Clarice riu gostosamente. -- Ai, que essa velhinha é uma parada... -- disse para si mesma
--Ei! -- Leda deteve-se no meio do caminho e olhou para a filha -- Me dê o telefone da estrangeira que eu ligo pra ela! Tive uma idéia!
--Que idéia? -- perguntou curiosa e ainda achando graça
--Eu vou ligar pra ela e perguntar assim: “Aqui, minha filha, chega de lesco lesco, viu? Você tá namorando sério com a sebosa, tá de sacanagem, tá de olho na minha menina, qual é a tua, hein? E aproveita pra falar antes de morrer, porque me parece que tu anda é com o pé na cova!”
--Nem pensar! -- levantou-se com os olhos arregalados -- Nem pensar da senhora dizer isso pra ela, Deus me livre!
--Ah, é? Então fique aí sofrendo sozinha e de chamego com esse urso! -- voltou a andar -- Agora é sério: fui!
--Agora veja só! -- jogou o urso na poltrona -- Mamãe é muito doida! Olha se eu vou deixar ela fazer isso! -- cruzou os braços -- E ir atrás de Cátia nem pensar! Posso até ligar pra ela pra pedir desculpas, mas disso não passa. -- falava sozinha -- E vou dar um tempo de bater papo com Zinara também! -- decidiu -- Eu vou mais é cuidar do meu trabalho, botar um fogo naquele menino que não defende o mestrado nunca e refazer o planejamento orçamentário, porque esse último corte do Governo zoneou com tudo! -- suspirou -- Ai, ai...

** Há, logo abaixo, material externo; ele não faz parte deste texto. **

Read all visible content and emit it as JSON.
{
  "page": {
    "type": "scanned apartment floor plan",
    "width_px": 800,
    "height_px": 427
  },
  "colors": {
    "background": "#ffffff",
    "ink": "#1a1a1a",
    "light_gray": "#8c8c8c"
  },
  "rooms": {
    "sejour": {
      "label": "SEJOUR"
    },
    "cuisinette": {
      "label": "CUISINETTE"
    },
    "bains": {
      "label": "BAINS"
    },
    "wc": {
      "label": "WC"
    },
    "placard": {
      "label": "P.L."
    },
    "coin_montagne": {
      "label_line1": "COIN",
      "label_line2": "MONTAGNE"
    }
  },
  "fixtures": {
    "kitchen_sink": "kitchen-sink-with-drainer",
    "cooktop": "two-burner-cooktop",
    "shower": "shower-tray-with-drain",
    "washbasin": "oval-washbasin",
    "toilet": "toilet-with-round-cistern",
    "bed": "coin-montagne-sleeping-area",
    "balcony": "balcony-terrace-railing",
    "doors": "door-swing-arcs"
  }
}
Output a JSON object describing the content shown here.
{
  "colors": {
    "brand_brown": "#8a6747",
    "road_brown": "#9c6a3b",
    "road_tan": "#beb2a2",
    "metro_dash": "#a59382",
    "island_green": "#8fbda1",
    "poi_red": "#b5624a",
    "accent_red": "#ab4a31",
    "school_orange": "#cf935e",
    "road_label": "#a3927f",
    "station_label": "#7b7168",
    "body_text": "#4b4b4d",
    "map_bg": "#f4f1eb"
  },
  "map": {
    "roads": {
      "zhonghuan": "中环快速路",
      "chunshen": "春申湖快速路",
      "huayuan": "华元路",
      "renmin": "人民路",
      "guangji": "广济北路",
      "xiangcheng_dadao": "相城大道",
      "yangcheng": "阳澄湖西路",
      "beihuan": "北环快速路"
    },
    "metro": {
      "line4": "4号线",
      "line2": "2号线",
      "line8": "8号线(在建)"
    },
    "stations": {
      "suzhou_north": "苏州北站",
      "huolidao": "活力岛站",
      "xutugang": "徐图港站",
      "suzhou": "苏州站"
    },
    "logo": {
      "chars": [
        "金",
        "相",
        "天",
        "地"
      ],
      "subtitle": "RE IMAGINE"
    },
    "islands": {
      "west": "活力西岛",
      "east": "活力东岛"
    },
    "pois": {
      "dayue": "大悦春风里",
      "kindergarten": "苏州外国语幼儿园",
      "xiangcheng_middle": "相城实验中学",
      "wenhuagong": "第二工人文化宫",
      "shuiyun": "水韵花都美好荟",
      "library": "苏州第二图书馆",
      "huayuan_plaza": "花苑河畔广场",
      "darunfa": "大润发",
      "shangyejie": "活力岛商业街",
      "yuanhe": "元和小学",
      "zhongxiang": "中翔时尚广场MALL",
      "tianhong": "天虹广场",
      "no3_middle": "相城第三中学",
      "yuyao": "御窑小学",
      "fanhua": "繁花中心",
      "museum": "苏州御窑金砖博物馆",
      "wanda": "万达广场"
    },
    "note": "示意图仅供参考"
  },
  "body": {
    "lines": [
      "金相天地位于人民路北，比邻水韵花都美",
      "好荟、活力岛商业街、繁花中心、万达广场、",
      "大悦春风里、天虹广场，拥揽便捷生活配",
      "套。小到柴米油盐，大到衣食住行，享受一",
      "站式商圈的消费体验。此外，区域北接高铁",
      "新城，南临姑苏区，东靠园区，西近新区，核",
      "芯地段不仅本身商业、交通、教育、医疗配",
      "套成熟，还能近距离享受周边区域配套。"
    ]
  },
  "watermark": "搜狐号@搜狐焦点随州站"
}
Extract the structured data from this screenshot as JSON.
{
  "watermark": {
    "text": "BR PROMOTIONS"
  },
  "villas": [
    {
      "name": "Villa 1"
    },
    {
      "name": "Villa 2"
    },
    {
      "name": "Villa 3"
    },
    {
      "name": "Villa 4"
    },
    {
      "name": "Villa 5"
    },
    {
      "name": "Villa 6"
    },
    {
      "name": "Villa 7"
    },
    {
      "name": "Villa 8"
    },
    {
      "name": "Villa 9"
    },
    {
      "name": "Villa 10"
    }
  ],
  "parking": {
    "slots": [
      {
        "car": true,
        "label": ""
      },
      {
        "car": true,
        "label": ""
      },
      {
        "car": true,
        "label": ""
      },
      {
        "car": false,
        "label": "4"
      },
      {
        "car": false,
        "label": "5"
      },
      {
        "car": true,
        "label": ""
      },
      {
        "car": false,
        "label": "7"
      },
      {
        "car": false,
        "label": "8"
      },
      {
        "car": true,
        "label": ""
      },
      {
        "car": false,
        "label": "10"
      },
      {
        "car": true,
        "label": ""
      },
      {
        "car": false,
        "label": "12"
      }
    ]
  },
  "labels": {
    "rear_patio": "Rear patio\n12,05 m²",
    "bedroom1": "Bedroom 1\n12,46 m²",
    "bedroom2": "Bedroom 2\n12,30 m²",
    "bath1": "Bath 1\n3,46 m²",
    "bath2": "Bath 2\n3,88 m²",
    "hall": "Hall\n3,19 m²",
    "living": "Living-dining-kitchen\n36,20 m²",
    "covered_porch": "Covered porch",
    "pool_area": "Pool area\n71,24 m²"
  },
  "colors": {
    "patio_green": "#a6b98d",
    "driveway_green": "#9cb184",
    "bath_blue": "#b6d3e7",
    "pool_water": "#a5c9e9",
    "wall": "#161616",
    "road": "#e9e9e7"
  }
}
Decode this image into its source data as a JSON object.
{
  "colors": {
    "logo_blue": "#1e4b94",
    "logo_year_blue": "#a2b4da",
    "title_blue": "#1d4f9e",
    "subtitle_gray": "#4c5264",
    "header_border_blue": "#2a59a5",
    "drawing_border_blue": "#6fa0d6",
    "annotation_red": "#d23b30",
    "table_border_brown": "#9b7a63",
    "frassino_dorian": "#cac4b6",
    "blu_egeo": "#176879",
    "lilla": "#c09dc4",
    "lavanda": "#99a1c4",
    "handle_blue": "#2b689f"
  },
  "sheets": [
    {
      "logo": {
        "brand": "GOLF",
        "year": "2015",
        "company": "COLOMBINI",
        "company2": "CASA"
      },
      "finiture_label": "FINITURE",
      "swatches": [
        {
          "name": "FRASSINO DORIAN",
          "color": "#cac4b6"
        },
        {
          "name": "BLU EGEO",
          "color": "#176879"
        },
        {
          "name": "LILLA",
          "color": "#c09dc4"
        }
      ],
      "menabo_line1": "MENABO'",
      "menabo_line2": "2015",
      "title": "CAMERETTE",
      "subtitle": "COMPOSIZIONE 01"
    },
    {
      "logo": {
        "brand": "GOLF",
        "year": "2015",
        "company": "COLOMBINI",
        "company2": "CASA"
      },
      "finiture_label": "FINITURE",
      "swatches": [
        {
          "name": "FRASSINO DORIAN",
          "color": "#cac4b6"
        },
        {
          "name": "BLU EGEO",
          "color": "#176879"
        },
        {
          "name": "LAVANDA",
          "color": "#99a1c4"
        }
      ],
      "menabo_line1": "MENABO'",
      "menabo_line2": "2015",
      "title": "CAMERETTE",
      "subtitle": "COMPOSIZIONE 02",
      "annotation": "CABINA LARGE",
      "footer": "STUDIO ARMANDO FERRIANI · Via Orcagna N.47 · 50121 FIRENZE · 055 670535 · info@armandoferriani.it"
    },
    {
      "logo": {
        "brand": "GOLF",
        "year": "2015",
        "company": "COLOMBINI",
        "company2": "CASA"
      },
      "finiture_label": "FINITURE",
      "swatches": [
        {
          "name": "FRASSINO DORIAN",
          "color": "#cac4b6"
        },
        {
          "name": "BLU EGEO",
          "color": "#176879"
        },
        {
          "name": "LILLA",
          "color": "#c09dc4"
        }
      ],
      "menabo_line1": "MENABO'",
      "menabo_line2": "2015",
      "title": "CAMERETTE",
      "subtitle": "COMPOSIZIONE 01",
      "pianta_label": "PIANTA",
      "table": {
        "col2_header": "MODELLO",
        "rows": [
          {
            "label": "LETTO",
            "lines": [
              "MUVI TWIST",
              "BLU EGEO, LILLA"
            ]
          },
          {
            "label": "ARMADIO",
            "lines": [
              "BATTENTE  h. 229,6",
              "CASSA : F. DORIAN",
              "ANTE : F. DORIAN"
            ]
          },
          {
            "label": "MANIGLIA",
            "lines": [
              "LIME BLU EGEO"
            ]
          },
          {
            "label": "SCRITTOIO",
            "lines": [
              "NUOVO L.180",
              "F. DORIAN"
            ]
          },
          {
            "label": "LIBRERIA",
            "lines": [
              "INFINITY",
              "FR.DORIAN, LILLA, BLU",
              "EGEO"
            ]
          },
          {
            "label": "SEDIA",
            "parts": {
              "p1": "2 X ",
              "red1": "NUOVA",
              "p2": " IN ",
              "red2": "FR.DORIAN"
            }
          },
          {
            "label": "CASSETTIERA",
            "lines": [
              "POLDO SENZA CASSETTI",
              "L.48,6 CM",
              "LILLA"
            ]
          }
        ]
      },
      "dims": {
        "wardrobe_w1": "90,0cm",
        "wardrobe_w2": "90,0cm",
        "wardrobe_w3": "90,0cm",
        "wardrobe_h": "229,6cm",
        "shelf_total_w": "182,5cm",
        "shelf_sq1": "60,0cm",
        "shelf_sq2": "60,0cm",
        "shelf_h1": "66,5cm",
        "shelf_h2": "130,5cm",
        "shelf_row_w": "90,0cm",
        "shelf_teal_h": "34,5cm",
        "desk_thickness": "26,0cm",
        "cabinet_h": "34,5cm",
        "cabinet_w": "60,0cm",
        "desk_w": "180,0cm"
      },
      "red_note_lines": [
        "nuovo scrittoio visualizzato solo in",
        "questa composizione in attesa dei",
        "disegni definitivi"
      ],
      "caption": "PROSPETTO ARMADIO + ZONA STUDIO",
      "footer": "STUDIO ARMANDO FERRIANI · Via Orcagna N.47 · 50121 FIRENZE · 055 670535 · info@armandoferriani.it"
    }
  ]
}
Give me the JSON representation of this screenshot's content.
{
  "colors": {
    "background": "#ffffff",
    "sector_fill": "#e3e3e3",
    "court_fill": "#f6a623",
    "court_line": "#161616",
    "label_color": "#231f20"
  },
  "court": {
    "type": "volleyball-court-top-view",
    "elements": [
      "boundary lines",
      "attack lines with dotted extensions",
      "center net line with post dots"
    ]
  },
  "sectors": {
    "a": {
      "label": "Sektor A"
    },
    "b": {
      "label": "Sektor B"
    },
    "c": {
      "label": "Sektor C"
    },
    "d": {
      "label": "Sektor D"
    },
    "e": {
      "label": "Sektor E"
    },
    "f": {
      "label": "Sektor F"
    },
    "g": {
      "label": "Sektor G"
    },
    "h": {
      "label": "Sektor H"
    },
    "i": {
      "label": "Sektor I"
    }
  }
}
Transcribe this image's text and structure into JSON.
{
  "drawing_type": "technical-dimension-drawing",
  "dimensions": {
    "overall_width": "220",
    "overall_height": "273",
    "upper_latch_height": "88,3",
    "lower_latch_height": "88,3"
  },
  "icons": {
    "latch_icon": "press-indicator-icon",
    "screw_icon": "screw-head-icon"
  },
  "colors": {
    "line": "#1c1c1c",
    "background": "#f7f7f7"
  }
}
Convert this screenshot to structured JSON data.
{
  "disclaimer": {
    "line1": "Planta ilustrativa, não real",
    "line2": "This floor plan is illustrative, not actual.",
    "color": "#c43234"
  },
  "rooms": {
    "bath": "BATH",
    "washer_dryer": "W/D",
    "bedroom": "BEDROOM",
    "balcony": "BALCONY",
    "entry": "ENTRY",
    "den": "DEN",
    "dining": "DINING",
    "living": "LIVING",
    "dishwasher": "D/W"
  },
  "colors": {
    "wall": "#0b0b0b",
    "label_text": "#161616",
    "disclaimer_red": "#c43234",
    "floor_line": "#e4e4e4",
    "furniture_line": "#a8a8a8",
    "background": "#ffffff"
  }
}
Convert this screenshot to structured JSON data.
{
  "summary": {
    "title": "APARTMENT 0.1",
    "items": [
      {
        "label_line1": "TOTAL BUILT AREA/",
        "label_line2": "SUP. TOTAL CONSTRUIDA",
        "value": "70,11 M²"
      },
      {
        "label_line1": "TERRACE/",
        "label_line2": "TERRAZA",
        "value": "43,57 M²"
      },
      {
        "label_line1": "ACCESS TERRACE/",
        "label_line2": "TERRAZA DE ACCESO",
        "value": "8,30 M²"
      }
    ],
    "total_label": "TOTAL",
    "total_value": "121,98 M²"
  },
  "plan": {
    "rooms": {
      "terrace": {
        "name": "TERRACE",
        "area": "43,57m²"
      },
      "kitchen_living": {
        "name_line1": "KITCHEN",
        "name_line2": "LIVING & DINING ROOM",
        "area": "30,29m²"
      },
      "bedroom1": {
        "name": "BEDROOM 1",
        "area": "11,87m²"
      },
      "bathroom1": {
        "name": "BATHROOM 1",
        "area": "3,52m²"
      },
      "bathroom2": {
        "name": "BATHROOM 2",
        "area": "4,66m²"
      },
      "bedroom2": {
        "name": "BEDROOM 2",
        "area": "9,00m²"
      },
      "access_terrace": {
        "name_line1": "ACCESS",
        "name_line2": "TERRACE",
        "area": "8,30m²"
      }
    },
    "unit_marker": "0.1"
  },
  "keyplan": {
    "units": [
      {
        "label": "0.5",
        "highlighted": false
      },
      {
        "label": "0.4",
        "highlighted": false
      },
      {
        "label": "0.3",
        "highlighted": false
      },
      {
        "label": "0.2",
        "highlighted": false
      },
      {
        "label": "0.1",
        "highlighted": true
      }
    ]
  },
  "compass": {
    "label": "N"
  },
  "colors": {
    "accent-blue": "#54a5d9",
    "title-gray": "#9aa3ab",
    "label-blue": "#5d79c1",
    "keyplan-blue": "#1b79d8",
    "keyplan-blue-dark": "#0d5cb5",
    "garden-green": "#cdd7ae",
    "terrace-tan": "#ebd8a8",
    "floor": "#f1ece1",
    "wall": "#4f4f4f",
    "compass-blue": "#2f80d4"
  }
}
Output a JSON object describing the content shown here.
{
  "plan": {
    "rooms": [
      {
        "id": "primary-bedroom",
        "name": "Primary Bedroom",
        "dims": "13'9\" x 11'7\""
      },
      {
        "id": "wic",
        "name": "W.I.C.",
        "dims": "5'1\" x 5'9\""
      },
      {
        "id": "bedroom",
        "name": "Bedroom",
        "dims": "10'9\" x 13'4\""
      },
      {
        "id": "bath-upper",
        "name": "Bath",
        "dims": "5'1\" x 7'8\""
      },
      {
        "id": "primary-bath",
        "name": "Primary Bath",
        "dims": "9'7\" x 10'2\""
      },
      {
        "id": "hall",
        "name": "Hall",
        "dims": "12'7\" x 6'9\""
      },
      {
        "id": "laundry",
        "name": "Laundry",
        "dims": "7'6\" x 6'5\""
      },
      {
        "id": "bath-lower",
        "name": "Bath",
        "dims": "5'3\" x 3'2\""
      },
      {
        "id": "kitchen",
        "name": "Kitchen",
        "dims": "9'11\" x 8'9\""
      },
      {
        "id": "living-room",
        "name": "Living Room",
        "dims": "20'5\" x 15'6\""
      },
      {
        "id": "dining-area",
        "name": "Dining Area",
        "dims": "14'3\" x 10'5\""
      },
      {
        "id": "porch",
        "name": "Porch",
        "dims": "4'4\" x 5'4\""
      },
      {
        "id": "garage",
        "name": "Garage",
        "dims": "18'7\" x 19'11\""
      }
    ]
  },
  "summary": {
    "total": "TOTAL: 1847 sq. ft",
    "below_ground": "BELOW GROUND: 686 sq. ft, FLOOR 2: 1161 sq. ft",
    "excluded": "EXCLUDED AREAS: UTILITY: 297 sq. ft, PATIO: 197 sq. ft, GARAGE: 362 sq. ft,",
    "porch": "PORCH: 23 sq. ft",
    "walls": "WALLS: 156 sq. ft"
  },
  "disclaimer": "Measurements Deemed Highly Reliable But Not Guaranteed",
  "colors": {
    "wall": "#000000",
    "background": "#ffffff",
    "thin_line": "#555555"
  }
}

CAPÍTULO 20 – Almoço em Família
Aisha recebia animadamente seus parentes que acabavam de chegar. Zinara já estava na casa e ajudava Janaína a preparar o almoço.
--Gente, que felicidade receber todo mundo aqui! -- Aisha sorria empolgada -- Meu Deus, -- olhou para os tios -- tia Amina e tio Raed há quanto tempo! -- abraçou os dois
--Saudadi, minha fia! -- Amina deu um beijo na cabeça dela -- Qui saudadi docê!
--Tudo bão, minina? -- Raed perguntou sem graça
--Graças a Deus, tudo ótimo! -- abriu os braços na direção de Najla -- Mamii! -- continuava sorrindo
--Ai, minha filha! -- abraçaram-se -- Que bom ver você na sua casinha! -- fechou os olhos -- Que bom!
--De agora em diante tudo vai ser diferente, mamii! E saiba que a partir de agosto vou voltar a estudar! -- olhou para os primos -- Gente, eu vi esses meninos crianças... -- riu brevemente -- Nossa, como eu tô velha!
--Alembra delis? -- Amina perguntou sorrindo
--Esse bonitão deve ser Ahmed! -- aproximou-se para cumprimentá-lo -- Cresceu bem, hein, fi?
--Só um pôco, uai! Um metro e oitenta e cincu. -- deu beijinhos de comadre -- Eu mi lembro docê! -- sorriu -- Mas tá um pôco mudada.
--Bastante mudada, eu diria. -- olhou para a jovem ao lado dele -- Sua esposa?
--Namorada. -- abraçou a moça -- Essa é Catiúcia!
--Ah! -- achou graça do nome mas se conteve -- Prazer. -- cumprimentou
--Oi! -- Catiúcia respondeu simplesmente
Aisha olhou para os outros homens e perguntou: -- Nagibe -- apontou para um deles -- e Cid, -- apontou para o outro -- não é isso? -- arriscou
--Na verdadi é o contráio. -- Nagibe corrigiu sorrindo -- É qui Cid ficô cum cara de véio.
--Humpf! -- Cid fez um bico -- Ocê qui é nanico!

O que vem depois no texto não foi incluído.